🚀 Model Context Protocol (MCP) Server for Cisco Modeling Labs (CML)
The Model Context Protocol (MCP) Server for Cisco Modeling Labs (CML) is a server implementation that allows LLM apps like Claude Desktop, Claude Code, and Cursor to interact with CML. It provides a set of tools for creating lab topologies, querying status, controlling labs and nodes, managing users and groups, and running commands on devices.
✨ Features
- Create Lab Topologies: A tool for creating new labs and defining network topologies.
- Query Status: Tools to retrieve status information for labs, nodes, and the CML server itself.

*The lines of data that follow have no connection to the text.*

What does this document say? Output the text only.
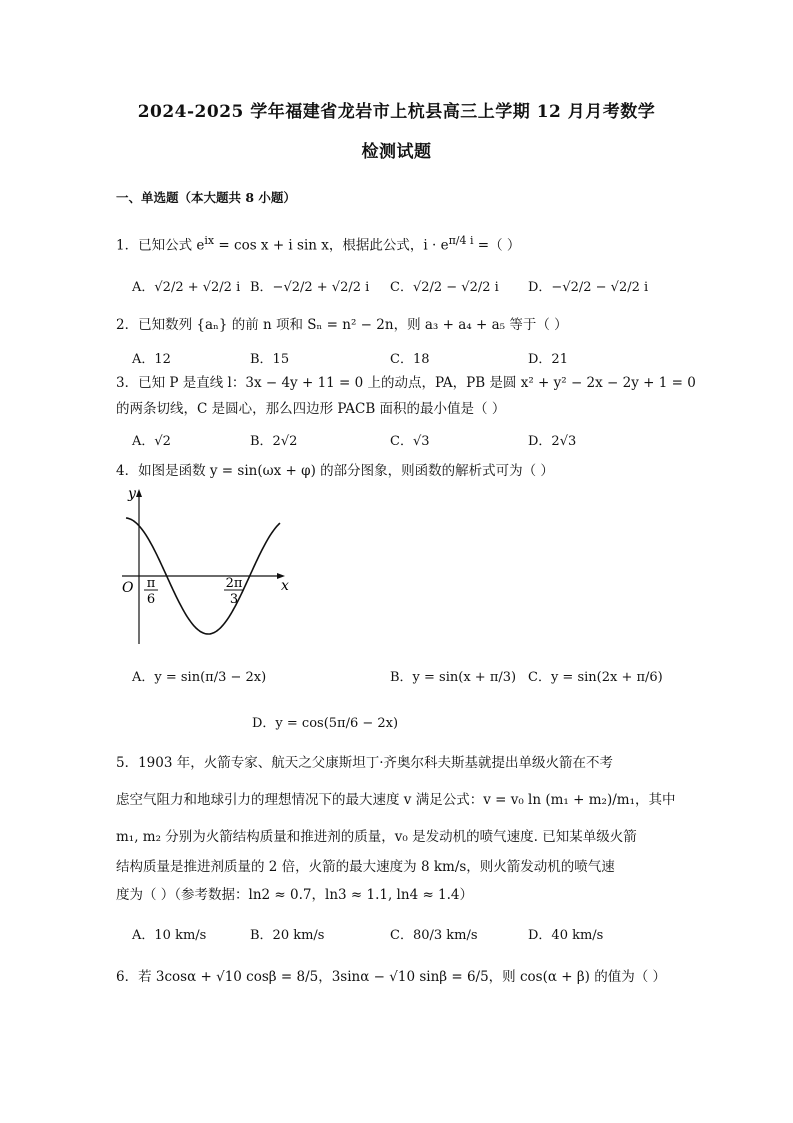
2024-2025 学年福建省龙岩市上杭县高三上学期 12 月月考数学
检测试题
一、单选题（本大题共 8 小题）
1．已知公式 $e^{ix} = \cos x + i$ sin x，根据此公式，$i \cdot e^{\pi/4 i}$ =（ ）
A．√2/2 + √2/2 i B．−√2/2 + √2/2 i C．√2/2 − √2/2 i D．−√2/2 − √2/2 i
2．已知数列 {aₙ} 的前 n 项和 Sₙ = n² − 2n，则 a₃ + a₄ + a₅ 等于（ ）
A．12	B．15	C．18	D．21
3．已知 P 是直线 l：3x − 4y + 11 = 0 上的动点，PA，PB 是圆 x² + y² − 2x − 2y + 1 = 0
的两条切线，C 是圆心，那么四边形 PACB 面积的最小值是（ ）
A．√2	B．2√2	C．√3	D．2√3
4．如图是函数 y = sin(ωx + φ) 的部分图象，则函数的解析式可为（ ）
y
x
O π
6
2π
3
A．y = sin(π/3 − 2x)	B．y = sin(x + π/3) C．y = sin(2x + π/6)
D．y = cos(5π/6 − 2x)
5．1903 年，火箭专家、航天之父康斯坦丁·齐奥尔科夫斯基就提出单级火箭在不考
虑空气阻力和地球引力的理想情况下的最大速度 v 满足公式：v = v₀ ln (m₁ + m₂)/m₁，其中
m₁, m₂ 分别为火箭结构质量和推进剂的质量，v₀ 是发动机的喷气速度. 已知某单级火箭
结构质量是推进剂质量的 2 倍，火箭的最大速度为 8 km/s，则火箭发动机的喷气速
度为（ ）（参考数据：ln2 ≈ 0.7，ln3 ≈ 1.1, ln4 ≈ 1.4）
A．10 km/s	B．20 km/s	C．80/3 km/s	D．40 km/s
6．若 3cosα + √10 cosβ = 8/5，3sinα − √10 sinβ = 6/5，则 cos(α + β) 的值为（ ）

- Control Labs and Nodes: Tools to start and stop labs or individual nodes as needed.
- Manage CML Users and Groups: Tools to list, create, and delete local users and groups.
- Run Commands on Devices: Using PyATS, MCP clients can execute commands on virtual devices within CML labs.
📦 Installation
Requirements
- Python 3.12+
- Cisco Modeling Labs (CML) 2.9 or later
- PyATS (optional; used for device CLI command execution)

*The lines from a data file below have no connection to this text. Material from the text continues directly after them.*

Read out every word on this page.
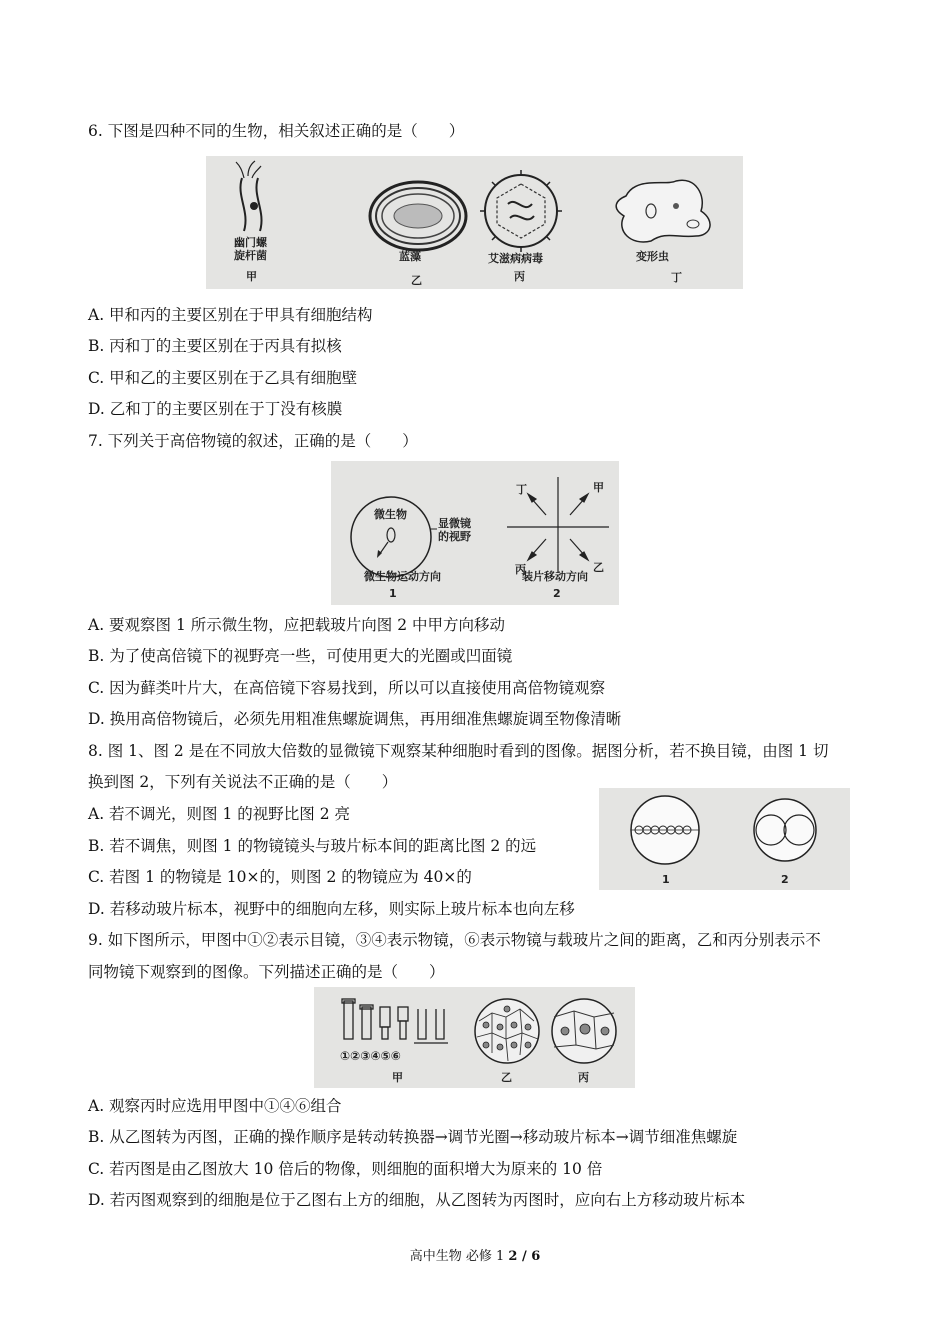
6. 下图是四种不同的生物，相关叙述正确的是（　　）
幽门螺
旋杆菌
甲
蓝藻
乙
艾滋病病毒
丙
变形虫
丁
A. 甲和丙的主要区别在于甲具有细胞结构
B. 丙和丁的主要区别在于丙具有拟核
C. 甲和乙的主要区别在于乙具有细胞壁
D. 乙和丁的主要区别在于丁没有核膜
7. 下列关于高倍物镜的叙述，正确的是（　　）
微生物
显微镜
的视野
微生物运动方向
1
丁	甲
丙	乙
装片移动方向
2
A. 要观察图 1 所示微生物，应把载玻片向图 2 中甲方向移动
B. 为了使高倍镜下的视野亮一些，可使用更大的光圈或凹面镜
C. 因为藓类叶片大，在高倍镜下容易找到，所以可以直接使用高倍物镜观察
D. 换用高倍物镜后，必须先用粗准焦螺旋调焦，再用细准焦螺旋调至物像清晰
8. 图 1、图 2 是在不同放大倍数的显微镜下观察某种细胞时看到的图像。据图分析，若不换目镜，由图 1 切
换到图 2，下列有关说法不正确的是（　　）
1	2
A. 若不调光，则图 1 的视野比图 2 亮
B. 若不调焦，则图 1 的物镜镜头与玻片标本间的距离比图 2 的远
C. 若图 1 的物镜是 10×的，则图 2 的物镜应为 40×的
D. 若移动玻片标本，视野中的细胞向左移，则实际上玻片标本也向左移
9. 如下图所示，甲图中①②表示目镜，③④表示物镜，⑥表示物镜与载玻片之间的距离，乙和丙分别表示不
同物镜下观察到的图像。下列描述正确的是（　　）
①②③④⑤⑥
甲	乙	丙
A. 观察丙时应选用甲图中①④⑥组合
B. 从乙图转为丙图，正确的操作顺序是转动转换器→调节光圈→移动玻片标本→调节细准焦螺旋
C. 若丙图是由乙图放大 10 倍后的物像，则细胞的面积增大为原来的 10 倍
D. 若丙图观察到的细胞是位于乙图右上方的细胞，从乙图转为丙图时，应向右上方移动玻片标本
高中生物 必修 1 2 / 6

- The uv Python package/project manager
Windows Requirements
If you do not want to run CLI commands on devices running in CML, you only need to install the base cml-mcp package. However, if you want full support, Windows users also require either Windows Subsystem for Linux (WSL) with Python and uv installed within WSL or a Docker environment running on the Windows machine.
🚀 Quick Start
You have several options to run this server, depending on your needs and platform:
Option 1: Standard I/O (stdio) Transport
This is the traditional way to run the server, where it communicates directly with the MCP client via standard input/output streams.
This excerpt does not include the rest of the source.